Stop trying to sound like a smartass. You’re confusing your customers and killing your sales.
We sell Japanese kitchen knives. Period. Yes, we also sell cutting boards, mortar and pestle and accessories, but knives are our core product. Simple, clear, no confusion.
If I said “we provide premium cooking experiences,” people would wonder – are you a private chef? A nutritionist? Kitchen furniture maker? Why should I listen to you?
Same with my tech company Untrite. If I say “we make sense of unstructured data and turn it into signals,” that means nothing. But if I lead with the story – we help police understand the seriousness of situations faster, or help engineers fix stranded planes that mess up holidays for hundreds of families – suddenly people can imagine how they’d use our help.
Don’t try to be a smart ass. There’s time for details and your USP later, but not at the beginning. At the beginning, you need to hook people and make them feel what you offer is relevant to them.
Lead with how you fix problems, not what you use to fix them.

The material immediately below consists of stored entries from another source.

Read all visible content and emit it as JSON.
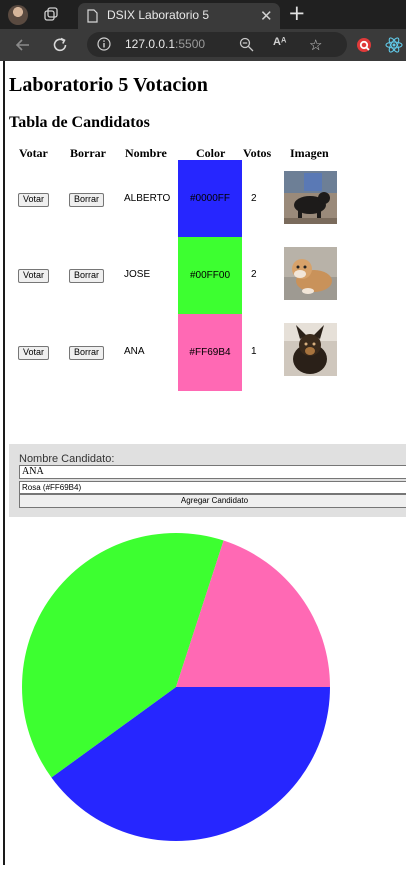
{
  "browser": {
    "tab_title": "DSIX Laboratorio 5",
    "url_host": "127.0.0.1",
    "url_port": ":5500",
    "read_aloud_label": "Aᴬ"
  },
  "page": {
    "title": "Laboratorio 5 Votacion",
    "table_heading": "Tabla de Candidatos",
    "headers": [
      "Votar",
      "Borrar",
      "Nombre",
      "Color",
      "Votos",
      "Imagen"
    ],
    "vote_label": "Votar",
    "delete_label": "Borrar",
    "candidates": [
      {
        "name": "ALBERTO",
        "color": "#0000FF",
        "swatch": "#2626ff",
        "votes": "2",
        "image": "black-dog-photo"
      },
      {
        "name": "JOSE",
        "color": "#00FF00",
        "swatch": "#3dff30",
        "votes": "2",
        "image": "bulldog-photo"
      },
      {
        "name": "ANA",
        "color": "#FF69B4",
        "swatch": "#ff69b4",
        "votes": "1",
        "image": "tricolor-dog-photo"
      }
    ]
  },
  "form": {
    "name_label": "Nombre Candidato:",
    "name_value": "ANA",
    "color_selected": "Rosa (#FF69B4)",
    "submit_label": "Agregar Candidato"
  },
  "chart_data": {
    "type": "pie",
    "labels": [
      "ALBERTO",
      "JOSE",
      "ANA"
    ],
    "values": [
      2,
      2,
      1
    ],
    "colors": [
      "#2626ff",
      "#3dff30",
      "#ff69b4"
    ]
  }
}
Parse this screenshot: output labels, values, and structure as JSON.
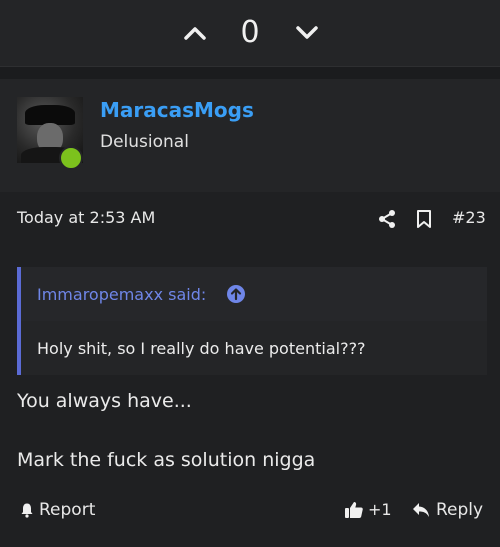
{
  "vote": {
    "count": "0"
  },
  "post": {
    "username": "MaracasMogs",
    "user_title": "Delusional",
    "timestamp": "Today at 2:53 AM",
    "post_number": "#23",
    "quote": {
      "author": "Immaropemaxx said:",
      "text": "Holy shit, so I really do have potential???"
    },
    "body": {
      "line1": "You always have...",
      "line2": "Mark the fuck as solution nigga"
    },
    "actions": {
      "report": "Report",
      "like_count": "+1",
      "reply": "Reply"
    }
  },
  "colors": {
    "accent": "#3a9ef5",
    "quote_accent": "#5b6bd5",
    "online": "#7cc21d"
  }
}
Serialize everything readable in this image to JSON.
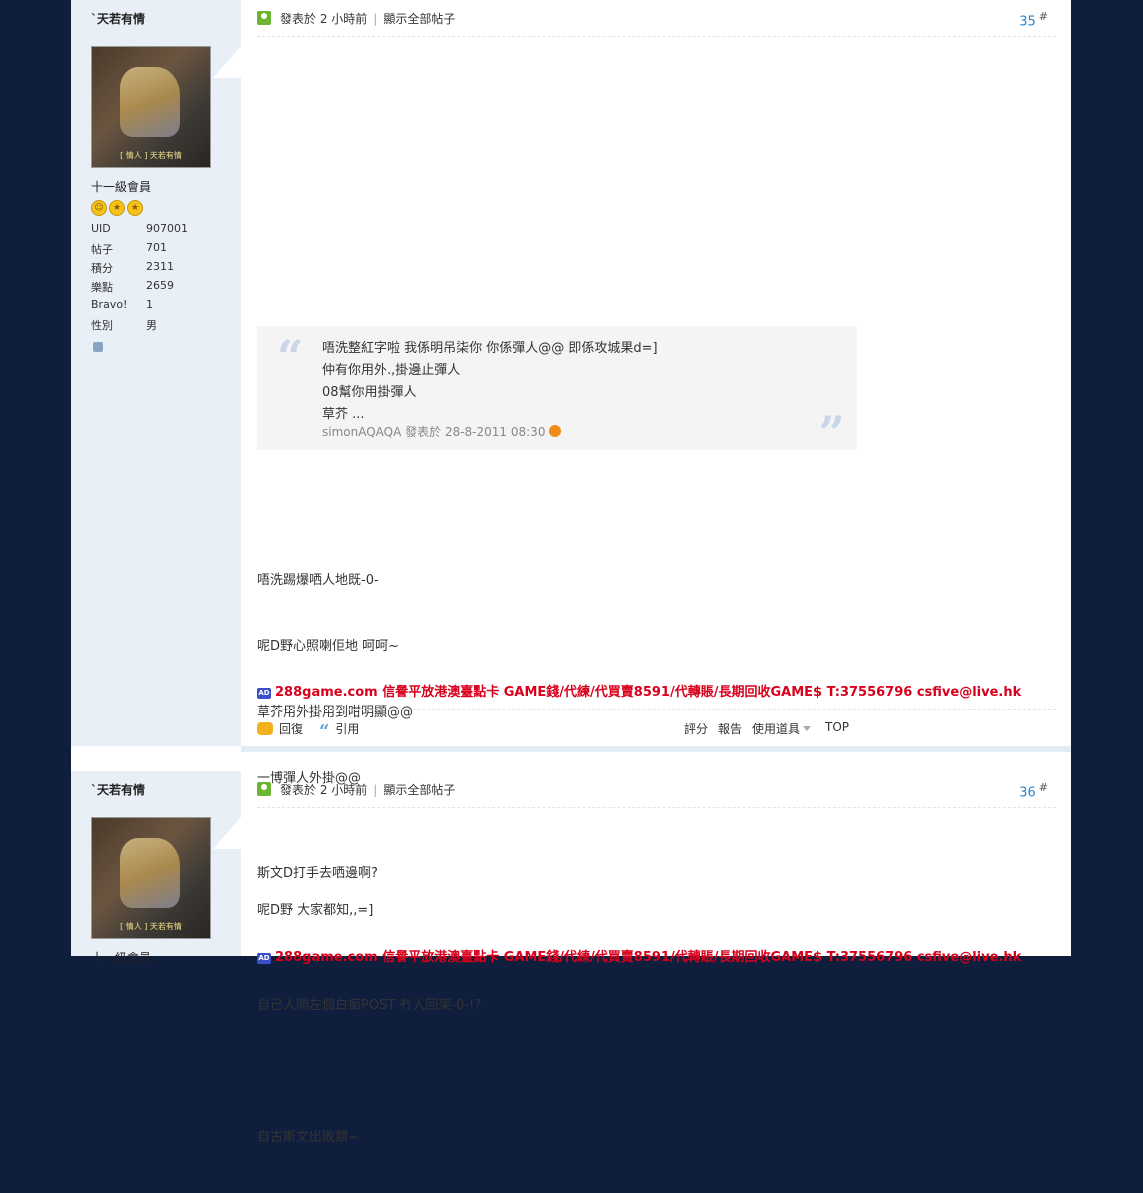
{
  "posts": [
    {
      "author": "`天若有情",
      "avatar_caption": "[ 情人 ] 天若有情",
      "rank": "十一級會員",
      "stats": [
        {
          "k": "UID",
          "v": "907001"
        },
        {
          "k": "帖子",
          "v": "701"
        },
        {
          "k": "積分",
          "v": "2311"
        },
        {
          "k": "樂點",
          "v": "2659"
        },
        {
          "k": "Bravo!",
          "v": "1"
        },
        {
          "k": "性別",
          "v": "男"
        }
      ],
      "posted": "發表於 2 小時前",
      "show_all": "顯示全部帖子",
      "floor": "35",
      "floor_mark": "#",
      "quote": {
        "lines": [
          "唔洗整紅字啦 我係明吊柒你 你係彈人@@ 即係攻城果d=]",
          "仲有你用外.,掛邊止彈人",
          "08幫你用掛彈人",
          "草芥 ..."
        ],
        "by": "simonAQAQA 發表於 28-8-2011 08:30"
      },
      "body": [
        "唔洗踢爆哂人地既-0-",
        "呢D野心照喇佢地 呵呵~",
        "草芥用外掛用到咁明顯@@",
        "一博彈人外掛@@",
        "",
        "呢D野 大家都知,,=]"
      ],
      "ad": "288game.com 信譽平放港澳臺點卡 GAME錢/代練/代買賣8591/代轉賬/長期回收GAME$ T:37556796 csfive@live.hk",
      "actions": {
        "reply": "回復",
        "quote": "引用",
        "rate": "評分",
        "report": "報告",
        "tools": "使用道具",
        "top": "TOP"
      }
    },
    {
      "author": "`天若有情",
      "avatar_caption": "[ 情人 ] 天若有情",
      "rank": "十一級會員",
      "posted": "發表於 2 小時前",
      "show_all": "顯示全部帖子",
      "floor": "36",
      "floor_mark": "#",
      "body": [
        "斯文D打手去哂邊啊?",
        "",
        "自己人開左個白痴POST 冇人回架-0-!?",
        "",
        "自古斯文出敗類~"
      ],
      "ad": "288game.com 信譽平放港澳臺點卡 GAME錢/代練/代買賣8591/代轉賬/長期回收GAME$ T:37556796 csfive@live.hk"
    }
  ],
  "star_icons": [
    "smile-icon",
    "star-icon",
    "star-icon"
  ],
  "colors": {
    "background": "#0f1e3d",
    "sidebar": "#e8eff7",
    "floor_link": "#2b86c8",
    "ad_red": "#d8001c"
  }
}
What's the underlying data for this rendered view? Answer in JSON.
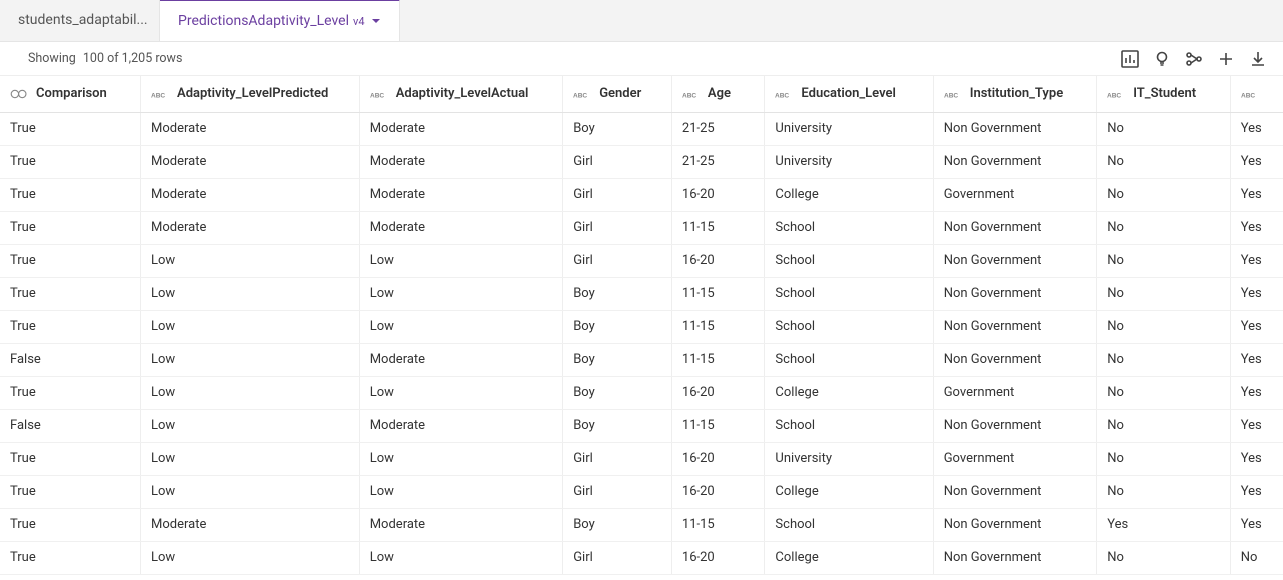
{
  "tabs": [
    {
      "label": "students_adaptabil...",
      "active": false
    },
    {
      "label": "PredictionsAdaptivity_Level",
      "version": "v4",
      "active": true
    }
  ],
  "status": {
    "showing": "Showing",
    "count": "100 of 1,205 rows"
  },
  "columns": [
    {
      "key": "Comparison",
      "label": "Comparison",
      "type": "bool"
    },
    {
      "key": "Adaptivity_LevelPredicted",
      "label": "Adaptivity_LevelPredicted",
      "type": "abc"
    },
    {
      "key": "Adaptivity_LevelActual",
      "label": "Adaptivity_LevelActual",
      "type": "abc"
    },
    {
      "key": "Gender",
      "label": "Gender",
      "type": "abc"
    },
    {
      "key": "Age",
      "label": "Age",
      "type": "abc"
    },
    {
      "key": "Education_Level",
      "label": "Education_Level",
      "type": "abc"
    },
    {
      "key": "Institution_Type",
      "label": "Institution_Type",
      "type": "abc"
    },
    {
      "key": "IT_Student",
      "label": "IT_Student",
      "type": "abc"
    },
    {
      "key": "Extra",
      "label": "",
      "type": "abc"
    }
  ],
  "rows": [
    {
      "Comparison": "True",
      "Adaptivity_LevelPredicted": "Moderate",
      "Adaptivity_LevelActual": "Moderate",
      "Gender": "Boy",
      "Age": "21-25",
      "Education_Level": "University",
      "Institution_Type": "Non Government",
      "IT_Student": "No",
      "Extra": "Yes"
    },
    {
      "Comparison": "True",
      "Adaptivity_LevelPredicted": "Moderate",
      "Adaptivity_LevelActual": "Moderate",
      "Gender": "Girl",
      "Age": "21-25",
      "Education_Level": "University",
      "Institution_Type": "Non Government",
      "IT_Student": "No",
      "Extra": "Yes"
    },
    {
      "Comparison": "True",
      "Adaptivity_LevelPredicted": "Moderate",
      "Adaptivity_LevelActual": "Moderate",
      "Gender": "Girl",
      "Age": "16-20",
      "Education_Level": "College",
      "Institution_Type": "Government",
      "IT_Student": "No",
      "Extra": "Yes"
    },
    {
      "Comparison": "True",
      "Adaptivity_LevelPredicted": "Moderate",
      "Adaptivity_LevelActual": "Moderate",
      "Gender": "Girl",
      "Age": "11-15",
      "Education_Level": "School",
      "Institution_Type": "Non Government",
      "IT_Student": "No",
      "Extra": "Yes"
    },
    {
      "Comparison": "True",
      "Adaptivity_LevelPredicted": "Low",
      "Adaptivity_LevelActual": "Low",
      "Gender": "Girl",
      "Age": "16-20",
      "Education_Level": "School",
      "Institution_Type": "Non Government",
      "IT_Student": "No",
      "Extra": "Yes"
    },
    {
      "Comparison": "True",
      "Adaptivity_LevelPredicted": "Low",
      "Adaptivity_LevelActual": "Low",
      "Gender": "Boy",
      "Age": "11-15",
      "Education_Level": "School",
      "Institution_Type": "Non Government",
      "IT_Student": "No",
      "Extra": "Yes"
    },
    {
      "Comparison": "True",
      "Adaptivity_LevelPredicted": "Low",
      "Adaptivity_LevelActual": "Low",
      "Gender": "Boy",
      "Age": "11-15",
      "Education_Level": "School",
      "Institution_Type": "Non Government",
      "IT_Student": "No",
      "Extra": "Yes"
    },
    {
      "Comparison": "False",
      "Adaptivity_LevelPredicted": "Low",
      "Adaptivity_LevelActual": "Moderate",
      "Gender": "Boy",
      "Age": "11-15",
      "Education_Level": "School",
      "Institution_Type": "Non Government",
      "IT_Student": "No",
      "Extra": "Yes"
    },
    {
      "Comparison": "True",
      "Adaptivity_LevelPredicted": "Low",
      "Adaptivity_LevelActual": "Low",
      "Gender": "Boy",
      "Age": "16-20",
      "Education_Level": "College",
      "Institution_Type": "Government",
      "IT_Student": "No",
      "Extra": "Yes"
    },
    {
      "Comparison": "False",
      "Adaptivity_LevelPredicted": "Low",
      "Adaptivity_LevelActual": "Moderate",
      "Gender": "Boy",
      "Age": "11-15",
      "Education_Level": "School",
      "Institution_Type": "Non Government",
      "IT_Student": "No",
      "Extra": "Yes"
    },
    {
      "Comparison": "True",
      "Adaptivity_LevelPredicted": "Low",
      "Adaptivity_LevelActual": "Low",
      "Gender": "Girl",
      "Age": "16-20",
      "Education_Level": "University",
      "Institution_Type": "Government",
      "IT_Student": "No",
      "Extra": "Yes"
    },
    {
      "Comparison": "True",
      "Adaptivity_LevelPredicted": "Low",
      "Adaptivity_LevelActual": "Low",
      "Gender": "Girl",
      "Age": "16-20",
      "Education_Level": "College",
      "Institution_Type": "Non Government",
      "IT_Student": "No",
      "Extra": "Yes"
    },
    {
      "Comparison": "True",
      "Adaptivity_LevelPredicted": "Moderate",
      "Adaptivity_LevelActual": "Moderate",
      "Gender": "Boy",
      "Age": "11-15",
      "Education_Level": "School",
      "Institution_Type": "Non Government",
      "IT_Student": "Yes",
      "Extra": "Yes"
    },
    {
      "Comparison": "True",
      "Adaptivity_LevelPredicted": "Low",
      "Adaptivity_LevelActual": "Low",
      "Gender": "Girl",
      "Age": "16-20",
      "Education_Level": "College",
      "Institution_Type": "Non Government",
      "IT_Student": "No",
      "Extra": "No"
    }
  ]
}
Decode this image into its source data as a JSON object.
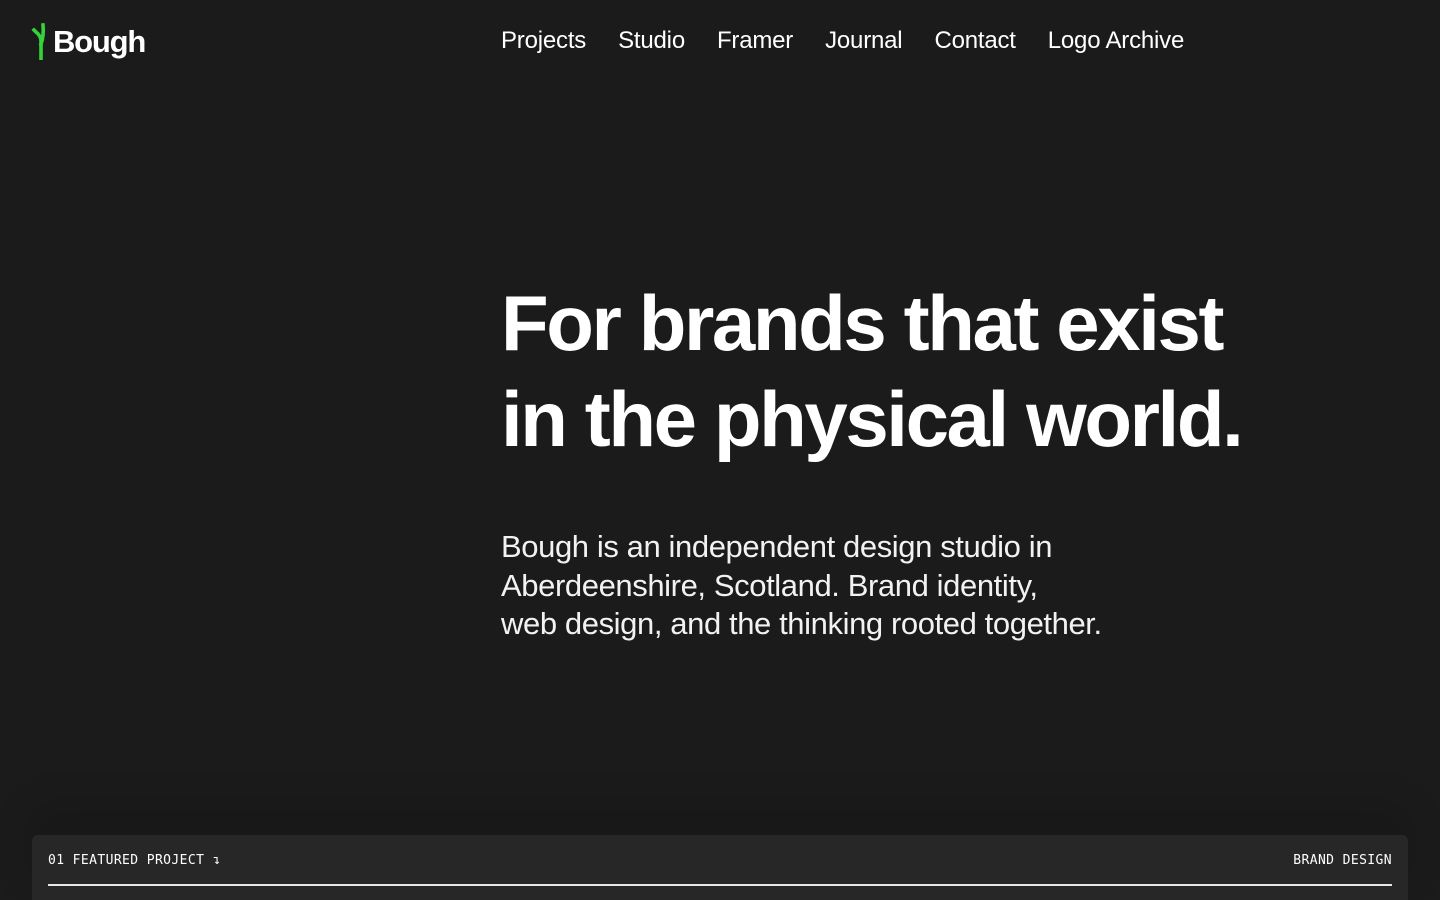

I’ve seen amazing businesses fail – ones I was certain would become unicorns. They don’t fail because they’re not doing incredible things. They fail because they’re not doing the simple things right. Too confusing. Too much friction. We struggled a lot with this too.
Think of your customer as having the attention span of a distracted toddler. If your pitch makes them think for even a couple seconds, they’re gone.
Here’s what simplicity looks like: Uber – tap a button, get a ride. Vinted- one link to sell your wardrobe. No one needs a manual for these things.
Test this rule – could a 12-year-old figure it out? If not, start deleting and simplifying. Minimise steps, minimise thinking time, minimise friction.
If someone visits your page, is it clear what you offer? Is the next step obvious?
Fancy isn’t always optimal, but simple never fails.